WE TAKE for granted the degree to which the United States is unified by mass marketing and mass communication. In his book The American Commonwealth (1888) the British historian and diplomat James Bryce, who visited the United States many times, gave one chapter the title “The Uniformity of American Life.” Bryce acknowledged the existence in America of stubborn regionalism and local variation and, too, the exotic elements introduced by wave after wave of immigration, but he went on to observe that, nonetheless, the “ideas of men and women, their fundamental beliefs and their superficial tastes, their methods of thinking and fashions of talking” were far more alike in the United States than they were in European countries. There were a number of reasons for this, including a common political culture and the nation’s very newness. But it was also true that mass communication, at the time conducted primarily by means of national magazines and mailorder catalogues, and eventually to be conducted by radio and television, had become a force in the shaping of an American culture. Mass communication creates a continuum of small talk, gossip, news, jokes, celebrities, commercials. It makes us aware of life-styles and concerns that are not our own, exposes us to advertising meant for others. Without it, Walter Mondale’s “Where’s the beef?” would have been impossible. Mass communication, and the industries that came into being in tandem with it, can be irritating, distasteful, and worse, but they account for the sense we all have that “America” is a nationwide phenomenon.

Modern demographic technologies are a counterforce. They communicate not with whole populations but with components—environmentalists, chess players, Republicans, accountants who golf, suburban Chinese, drinkers of scotch. Quite apart from their effectiveness at accomplishing a stated task— selling a product or service, changing a mind—they act to fracture and isolate. We inhabit a world in which, increasingly, the messages sent by businesses and politicians and organizations of various kinds get sent only to certain people, and can be individually tailored for greatest impact. Looking at it from the other direction, we inhabit a world in which, increasingly, households will receive only those messages in which someone at home can be assumed to be interested. If the aim is to be universally persuasive, messages from a single source to many different destinations can even be in conflict, and no one will necessarily notice the discrepancies.

Now imagine demographic technology raised to the nth power, and imagine a world in which it has been employed for five or six decades. Will the manipulation of people’s decisions have become unimaginably sophisticated? Will the membranes that divide individuals from one another have become impassable and calcified? What are the implications for communal feeling and public life? Will people feel linked to others mainly through narrow pathways of similarity or proximity? Will our minds be altered in subtle ways? I have asked these questions of dozens of people who use demographic technologies in their work and found no one who has given such matters much thought.

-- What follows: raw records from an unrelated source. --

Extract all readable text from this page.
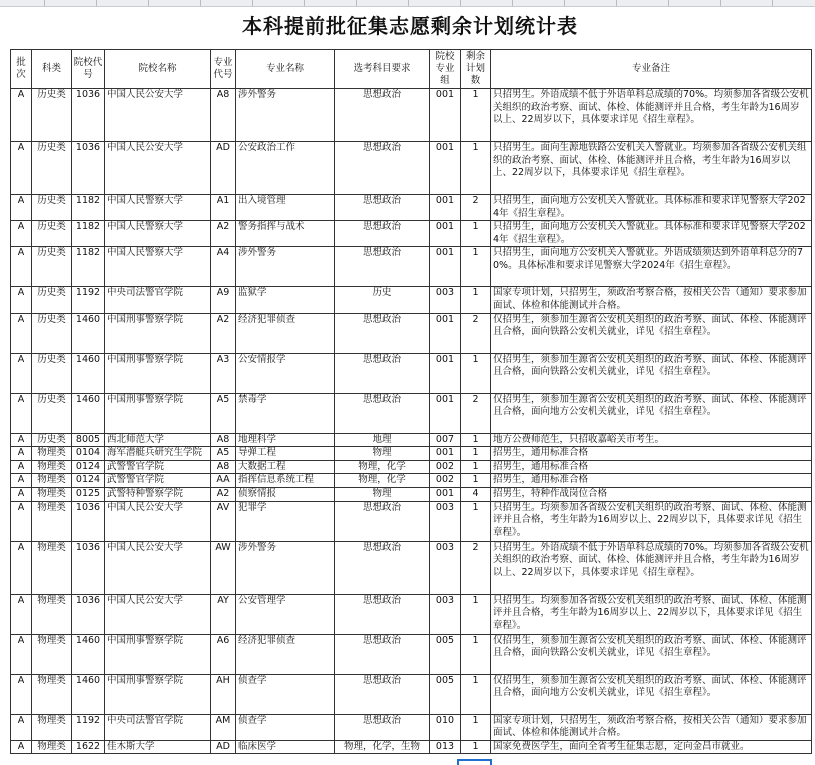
本科提前批征集志愿剩余计划统计表
批次	科类	院校代号	院校名称	专业代号	专业名称	选考科目要求	院校专业组	剩余计划数	专业备注
A	历史类	1036	中国人民公安大学	A8	涉外警务	思想政治	001	1	只招男生。外语成绩不低于外语单科总成绩的70%。均须参加各省级公安机关组织的政治考察、面试、体检、体能测评并且合格，考生年龄为16周岁以上、22周岁以下，具体要求详见《招生章程》。
A	历史类	1036	中国人民公安大学	AD	公安政治工作	思想政治	001	1	只招男生。面向生源地铁路公安机关入警就业。均须参加各省级公安机关组织的政治考察、面试、体检、体能测评并且合格，考生年龄为16周岁以上、22周岁以下，具体要求详见《招生章程》。
A	历史类	1182	中国人民警察大学	A1	出入境管理	思想政治	001	2	只招男生，面向地方公安机关入警就业。具体标准和要求详见警察大学2024年《招生章程》。
A	历史类	1182	中国人民警察大学	A2	警务指挥与战术	思想政治	001	1	只招男生，面向地方公安机关入警就业。具体标准和要求详见警察大学2024年《招生章程》。
A	历史类	1182	中国人民警察大学	A4	涉外警务	思想政治	001	1	只招男生，面向地方公安机关入警就业。外语成绩须达到外语单科总分的70%。具体标准和要求详见警察大学2024年《招生章程》。
A	历史类	1192	中央司法警官学院	A9	监狱学	历史	003	1	国家专项计划，只招男生，须政治考察合格，按相关公告（通知）要求参加面试、体检和体能测试并合格。
A	历史类	1460	中国刑事警察学院	A2	经济犯罪侦查	思想政治	001	2	仅招男生，须参加生源省公安机关组织的政治考察、面试、体检、体能测评且合格，面向铁路公安机关就业，详见《招生章程》。
A	历史类	1460	中国刑事警察学院	A3	公安情报学	思想政治	001	1	仅招男生，须参加生源省公安机关组织的政治考察、面试、体检、体能测评且合格，面向铁路公安机关就业，详见《招生章程》。
A	历史类	1460	中国刑事警察学院	A5	禁毒学	思想政治	001	2	仅招男生，须参加生源省公安机关组织的政治考察、面试、体检、体能测评且合格，面向地方公安机关就业，详见《招生章程》。
A	历史类	8005	西北师范大学	A8	地理科学	地理	007	1	地方公费师范生，只招收嘉峪关市考生。
A	物理类	0104	海军潜艇兵研究生学院	A5	导弹工程	物理	001	1	招男生，通用标准合格
A	物理类	0124	武警警官学院	A8	大数据工程	物理，化学	002	1	招男生，通用标准合格
A	物理类	0124	武警警官学院	AA	指挥信息系统工程	物理，化学	002	1	招男生，通用标准合格
A	物理类	0125	武警特种警察学院	A2	侦察情报	物理	001	4	招男生，特种作战岗位合格
A	物理类	1036	中国人民公安大学	AV	犯罪学	思想政治	003	1	只招男生。均须参加各省级公安机关组织的政治考察、面试、体检、体能测评并且合格，考生年龄为16周岁以上、22周岁以下，具体要求详见《招生章程》。
A	物理类	1036	中国人民公安大学	AW	涉外警务	思想政治	003	2	只招男生。外语成绩不低于外语单科总成绩的70%。均须参加各省级公安机关组织的政治考察、面试、体检、体能测评并且合格，考生年龄为16周岁以上、22周岁以下，具体要求详见《招生章程》。
A	物理类	1036	中国人民公安大学	AY	公安管理学	思想政治	003	1	只招男生。均须参加各省级公安机关组织的政治考察、面试、体检、体能测评并且合格，考生年龄为16周岁以上、22周岁以下，具体要求详见《招生章程》。
A	物理类	1460	中国刑事警察学院	A6	经济犯罪侦查	思想政治	005	1	仅招男生，须参加生源省公安机关组织的政治考察、面试、体检、体能测评且合格，面向铁路公安机关就业，详见《招生章程》。
A	物理类	1460	中国刑事警察学院	AH	侦查学	思想政治	005	1	仅招男生，须参加生源省公安机关组织的政治考察、面试、体检、体能测评且合格，面向地方公安机关就业，详见《招生章程》。
A	物理类	1192	中央司法警官学院	AM	侦查学	思想政治	010	1	国家专项计划，只招男生，须政治考察合格，按相关公告（通知）要求参加面试、体检和体能测试并合格。
A	物理类	1622	佳木斯大学	AD	临床医学	物理，化学，生物	013	1	国家免费医学生，面向全省考生征集志愿，定向金昌市就业。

TOWARD THE END of The Magnificent Ambersons, when Isabel Amberson Minafer rides home to the family mansion after a long absence, she looks out the window at the town where she grew up, and sighs and says: “Changed. So changed.” When the courteous person taking my phone order at L. L. Bean asks me to read the number above my name on the mailing label, I can’t help cooperating. But I know I’m contributing to a phenomenon whose consequences will surprise us; and I know it can’t be stopped.